There’s also a nice device when Dr Cassell is interviewed on Radio 4. Having just the audio might not have persuaded us as to the “authenticity” of the clip, but when a screen is lowered from the rafters and we see John Humphrys in all his Today programme glory, it really does add weight to the plot and makes the subsequent disciplinary scene all the more believable.

And that’s what this play is all about: believability. And I’m mostly there, just not fully.

The Heretic is on until 13 October. See the Library Theatre website for times and tickets. 

Photograph: Gerry Murray

26 September 2012

Seventeenth-century smutmastery



I’ll admit I had no idea what to expect from the Royal Exchange’s latest production, The Country Wife; to my shame, I’d not even heard of its author, William Wycherley. Still, the press release mentioned the word “bawdy”, so I was straight in there with my RSVP, and I wasn’t disappointed.

Taking my seat, the first thing I notice is an outlandishly attired dandy checking his talcum-powdered face and wig in a mirror, beneath an impressive chandelier of antlers and surrounded by plush chaise longues and fancy side tables. This turns out to be Mr Horner, an incorrigible womaniser who, in order to kid his fellow men of society into letting him gain unrestrained access to their wives and sisters, pretends to be suffering permanent impotence following a recent trip to France. It takes no persuading Sir Jasper Fidget, who immediately grants him escort duties to his wife and daughter, though Mr Pinchwife (a sometimes quite menacing Nick Fletcher) is less convinced, having been out of town with his new spouse Margery and therefore missing out on “the news”. The country wife of the title, Margery (played appropriately at first ditzily and increasingly minxily by Amy Morgan) wants to be introduced to society, and her husband is soon mad with jealousy as he witnesses her head turned by the fripperies of London and the flatteries of Horner (Felix Scott, knowingly roguish).
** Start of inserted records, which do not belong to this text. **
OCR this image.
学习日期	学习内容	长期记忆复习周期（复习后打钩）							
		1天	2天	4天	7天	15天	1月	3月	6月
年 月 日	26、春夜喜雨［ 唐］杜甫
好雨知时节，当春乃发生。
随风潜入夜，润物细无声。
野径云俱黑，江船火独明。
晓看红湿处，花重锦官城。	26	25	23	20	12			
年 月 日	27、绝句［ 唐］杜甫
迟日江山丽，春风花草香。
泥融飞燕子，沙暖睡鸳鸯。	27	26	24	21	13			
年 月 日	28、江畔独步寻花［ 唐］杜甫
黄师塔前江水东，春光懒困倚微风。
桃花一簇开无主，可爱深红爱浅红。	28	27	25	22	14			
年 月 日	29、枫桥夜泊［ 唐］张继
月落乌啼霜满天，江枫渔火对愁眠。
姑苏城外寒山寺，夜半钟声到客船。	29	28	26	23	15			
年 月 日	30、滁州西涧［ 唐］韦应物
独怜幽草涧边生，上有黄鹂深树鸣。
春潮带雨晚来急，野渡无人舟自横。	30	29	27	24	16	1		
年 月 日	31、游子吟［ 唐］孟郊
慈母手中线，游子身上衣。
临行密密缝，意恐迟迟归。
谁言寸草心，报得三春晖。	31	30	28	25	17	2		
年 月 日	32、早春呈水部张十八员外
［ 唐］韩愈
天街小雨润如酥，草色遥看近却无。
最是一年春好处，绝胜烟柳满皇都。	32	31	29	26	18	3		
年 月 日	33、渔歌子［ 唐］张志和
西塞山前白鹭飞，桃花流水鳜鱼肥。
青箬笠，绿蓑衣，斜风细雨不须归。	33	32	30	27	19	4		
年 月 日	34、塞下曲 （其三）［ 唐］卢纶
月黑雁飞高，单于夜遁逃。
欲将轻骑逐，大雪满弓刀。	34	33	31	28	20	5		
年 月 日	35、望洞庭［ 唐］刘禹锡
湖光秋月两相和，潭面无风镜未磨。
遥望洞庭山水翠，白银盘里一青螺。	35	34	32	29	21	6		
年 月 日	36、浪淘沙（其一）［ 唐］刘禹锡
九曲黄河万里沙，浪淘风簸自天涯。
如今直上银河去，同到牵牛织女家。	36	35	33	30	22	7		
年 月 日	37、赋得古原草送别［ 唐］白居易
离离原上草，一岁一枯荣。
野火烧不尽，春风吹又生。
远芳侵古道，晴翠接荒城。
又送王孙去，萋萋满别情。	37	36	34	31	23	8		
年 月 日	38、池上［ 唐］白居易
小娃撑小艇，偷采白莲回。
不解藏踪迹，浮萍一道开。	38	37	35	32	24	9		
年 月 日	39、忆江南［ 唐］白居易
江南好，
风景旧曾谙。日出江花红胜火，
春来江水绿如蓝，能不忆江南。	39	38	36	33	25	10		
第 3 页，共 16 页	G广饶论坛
Other romantic complications arise, leading to a number of farcical entrances and exits, often symbolised by the opening and closing of various gates located at the periphery of the round, plus of course the stage doors themselves. Best of all are the shenanigans between Mr Pinchwife’s sister, Mrs Alithea, and her betrothed, the Jedwardly coiffed Mr Sparkish (pictured with Pinchwife above), whose costumes are a wonderful sight to behold, and whose delivery, thanks to Oliver Gomm’s over-the-top performance, is brilliantly comedic and rakish. The play was written to cast light on the promiscuities of the higher classes at the time and the incestuous nature of Restoration theatre (Wycherley, I have learnt from the programme, shared a mistress with Charles II, on the throne at the time), and in-jokes about theatre-going show the writer satirising his own social circles (perhaps one reason why his theatrical career spanned a rather brief five years!).

The piece might date from 1675, but by playing up the script’s colourful language (words and phrases like homaster and “Lady Wife Fidget, he’s coming into you from the back way” had the place in sniggers, while I enjoyed the exclamation: “No need to be so smutty!”) and using contemporary music (an interpretation of Hendrix, for example) during set changes helps keep the whole thing light-hearted and accessible, so hats off to director Polly Findlay. The only couple of things that don’t translate so well are the jarring characters’ explanatory asides to the audience at the ends of scenes, and the rhyming couplets which close the final act also stick out somewhat – but I suppose that’s the style of the time, so no matter. All in all, it’s a very entertaining piece and I very much enjoyed being introduced to the work of a playwright so old yet so totally new to me.

The Country Wife continues until 20 October. See the Royal Exchange website for ticket details.